The academic gaps between groups of students — the poor and the middle class, or black and Hispanic children and their white and Asian peers — often are examined in broad strokes, across a district or an entire city. But a new analysis from the Center for New York City Affairs at the New School takes a closer look by mapping the achievement gaps within each public elementary school in New York City. The results reveal the challenges of integrating students across the system, and of integrating under one roof.

The study is a snapshot that looks at student performance on a single test, the state math assessment given in 2016 to third- through fifth-graders. At each school, it looks at the race of the test takers and estimates their household income using census information about where they live.

The report illustrates how closely race, income and academic performance are tied in this city. Almost all students in the study with estimated household incomes below $30,000 were black or Hispanic, while students with household incomes above $80,000 were predominantly white. And the poorer the students were, the lower they tended to score on the test, even when they went to the same school as wealthier children.

Take Public School 8, the Robert Fulton school in Brooklyn Heights, which the Center for American Progress identified last year as having one of the richest Parent Teacher Associations in the country, and which has a relatively diverse student body. While 64 percent of its students passed the state math test in 2016, compared with 36 percent of students citywide, black students at the school were nearly a full proficiency level behind their white peers.

Black students at the school also had significantly lower estimated incomes than white students.

Nicole Mader, co-author of the study, said the lingering achievement gap demonstrates that just having different kinds of students together in the same building is not enough to have true integration. Students must be in the same classrooms, have the same quality of teachers and be disciplined in the same way.

“This is the way we need to start talking about integration,” she said. The study, she said, “shows diversity, and whether a school does or does not have diversity. But there’s a big leap between having diversity and having integration.”

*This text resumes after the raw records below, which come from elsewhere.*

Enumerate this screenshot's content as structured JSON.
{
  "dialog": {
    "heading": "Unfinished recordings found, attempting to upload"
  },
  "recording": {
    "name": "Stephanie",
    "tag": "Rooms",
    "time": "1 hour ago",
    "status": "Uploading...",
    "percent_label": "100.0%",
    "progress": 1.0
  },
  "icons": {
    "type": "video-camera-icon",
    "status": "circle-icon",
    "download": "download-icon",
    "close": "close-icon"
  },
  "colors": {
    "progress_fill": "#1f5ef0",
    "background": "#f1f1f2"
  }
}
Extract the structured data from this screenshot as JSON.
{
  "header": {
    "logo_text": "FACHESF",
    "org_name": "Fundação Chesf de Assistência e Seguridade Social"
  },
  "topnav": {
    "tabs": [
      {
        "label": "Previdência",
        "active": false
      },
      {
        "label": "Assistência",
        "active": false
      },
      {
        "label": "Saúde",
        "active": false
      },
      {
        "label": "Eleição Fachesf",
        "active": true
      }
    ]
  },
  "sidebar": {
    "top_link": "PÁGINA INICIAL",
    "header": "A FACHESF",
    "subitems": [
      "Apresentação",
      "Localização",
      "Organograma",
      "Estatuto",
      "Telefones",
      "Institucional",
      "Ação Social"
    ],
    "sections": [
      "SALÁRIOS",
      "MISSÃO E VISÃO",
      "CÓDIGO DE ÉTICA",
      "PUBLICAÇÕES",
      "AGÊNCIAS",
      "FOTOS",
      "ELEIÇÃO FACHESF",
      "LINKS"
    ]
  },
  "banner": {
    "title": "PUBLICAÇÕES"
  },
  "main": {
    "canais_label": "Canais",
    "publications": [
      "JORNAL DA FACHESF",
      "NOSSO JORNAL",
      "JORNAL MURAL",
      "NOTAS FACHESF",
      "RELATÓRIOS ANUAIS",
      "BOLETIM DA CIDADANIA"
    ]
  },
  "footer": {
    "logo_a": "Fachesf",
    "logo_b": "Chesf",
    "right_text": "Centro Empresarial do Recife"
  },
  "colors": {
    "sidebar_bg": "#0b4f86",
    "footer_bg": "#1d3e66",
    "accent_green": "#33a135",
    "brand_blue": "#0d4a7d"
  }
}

There were schools that defied the study’s overall trends. Those from the Success Academy charter network, which has significantly outperformed district schools on state tests, did so again, showing extremely high test scores for its students who are mostly poor minorities. In its more diverse schools, like Success Academy Cobble Hill, the achievement gap is quite small, with students doing equally well despite racial and socioeconomic differences. Students at Concourse Village Elementary School in the South Bronx, who are almost entirely poor and black or Hispanic, also scored exceptionally well on the 2016 math test.

The report also showed that very low-income black and Hispanic students usually go to school almost entirely with one another, encountering very little racial or socioeconomic diversity.

Will Mantell, a spokesman for the Education Department, said that while this report focuses on just one measure, the gap in high school graduation rates has shrunk in recent years, and dropout rates are at record lows. He also highlighted city initiatives that aim to improve educational outcomes for all students, like the vastly expanded pre-K program and an increase in Advanced Placement and computer science courses.